Combien de fois avons-nous été attaqué, dans le cadre de la campagne BDS, pour avoir soutenu le boycott universitaire et culturel ? Des dizaines de fois, avec une présence substantielle de militant/es de gauche dans le camp des critique.
Leur argument est a double volet: premièrement, que la culture serait une zone neutre, qui n'est pas et ne doit pas être mêlée au conflit colonial en Palestine, la culture serait la Confédération Suisse du conflit. Deuxièmement, les acteurs culturels et universitaires seraient de "notre" camp, des gens biens qui ne doivent donc pas être sanctionnés.
A ce propos, il est important de rappeler que le BDS n'a jamais cible des individus ou des œuvres mais des institutions et des évènements.
La récente affaire du Théâtre Habima dans la colonie de Kiryat Arba démontre à quel point cette position ne tient pas la route. Déjà le nom de la compagnie théâtrale montre l'inanité de cette "exceptionalité culturelle": une décision gouvernementale datant de 1958 a changé le nom de cette noble et trés ancienne institution en "Théâtre National Habima".
On ne peut donc pas séparer le théâtre de sa fonction nationale: Habima est le bateau amiral de la culture israëlienne, autant pour le public domestique que pour le public international. Représenter l'Etat d'Israël et faire briller son image de marque à l'étranger sont des missions que toutes les grandes institutions culturelles israëliennes revendiquent, ne serait-ce que pour garantir les subventions dont elles jouissent.

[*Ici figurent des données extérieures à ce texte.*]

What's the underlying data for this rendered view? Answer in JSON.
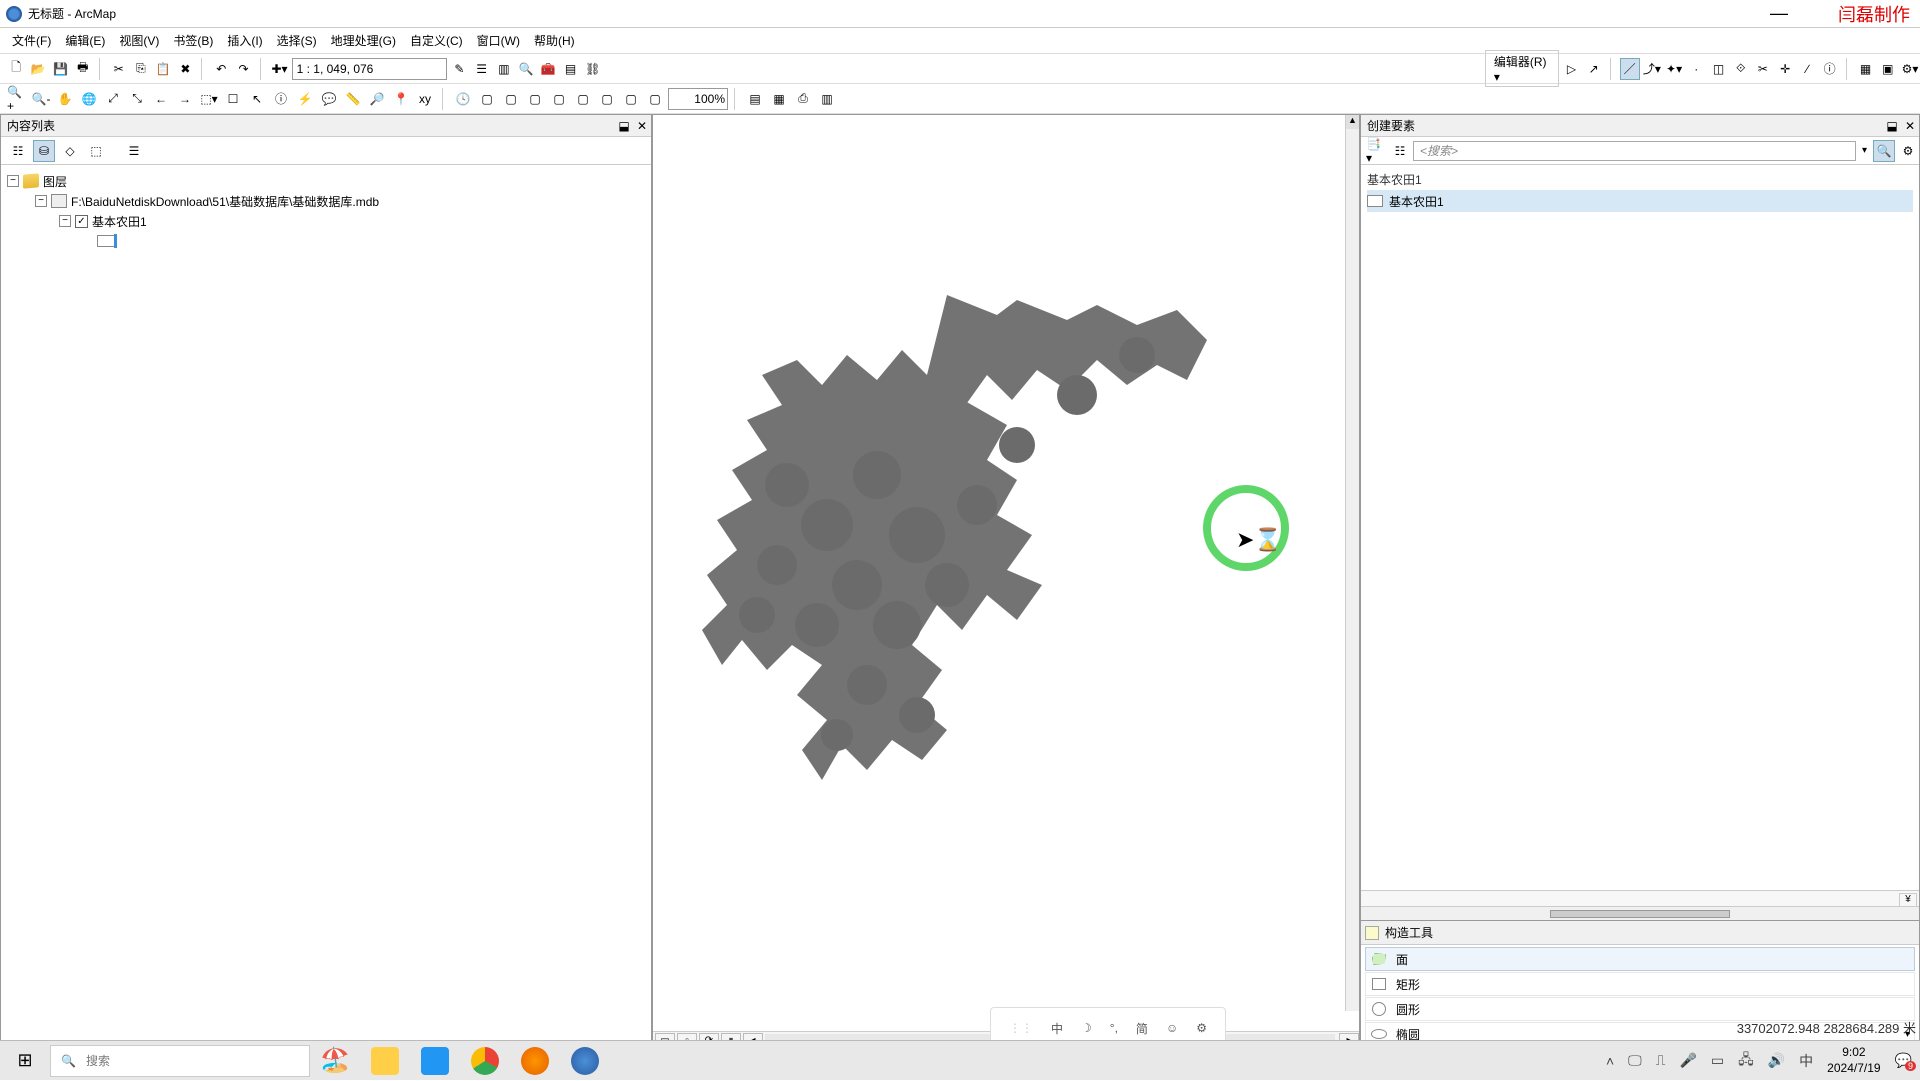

Dans l'affaire présente, ou Habima annonce qu'il va jouer dans la colonie de Kiryat Arba, la direction du théâtre assume politiquement sa décision, et la déclaration de son directeur mérite d'être citée: "[notre] mission est de continuer a diffuser une culture de qualité a tous les citoyens d'Israël", et plus loin: "nous rejetons avec indignation tout appel qui viserait a exclure des citoyens ou des localités, et dénonçons toute tentative de boycott culturel la ou habitent des citoyens israéliens."
Tous des citoyens, toutes des "localités israéliennes": ce porte parole des Israéliens qui se définissent comme éclairés a effacé d'un revers de main la ligne verte et ce qui sépare Israèl des territoires occupés.
Quant à cette autre personnalité progressiste, la journaliste Ilit Karp (Haaretz, 26 Octobre 2016) elle n'hésite pas a écrire: "Habima doit jouer à Kiryat Arba". Et de nous expliquer pourquoi: "la voix de la gauche, la voix de l'humanisme et de l'opposition a l'occupation… doit être plus particulièrement entendue par ceux qui habitent les colonies […] en d'autres termes, il faut convaincre les égarés."
Avec toute ma volonté de comprendre Karp et ses amis de la gauche sioniste, je ne vois pas comment en allant à Kiryat Arba, les acteurs de Habima vont convaincre les soit-disant égarés, qu'ils se trouvent là où ils ne devraient pas être.
Ils confortent, au contraire, leur projet de normalisation, et leur certitude qu'avec le temps, il n'y aura plus de différence entre Kiryat Arba et Kiryat Ata, dans la banlieue de Haifa.
Si on l'en croit Ilit Karp, ce serait un manque de culture qui expliquerait la violence coloniale des habitants de Kiryat Arba: un peu de Molière, de Shakespeare ou de Hanoch Levin, et les colons deviendront des pacifistes et leurs mitraillettes des colombes en papier…
Quoi qu'il en soit, le fait que des gens éclairés comme Ilit Karp ou le directeur du Habima effacent la ligne verte devrait mettre fin au débat boycott des colonies ou boycott d'Israël.
C'est bien Israël et ses institutions qu'il faut boycotter, et pas seulement les colonies et leurs produits, et c'est uniquement comme cela qu'il sera possible de "convaincre les égaées" que sont l'immense majorité des citoyens israèliens.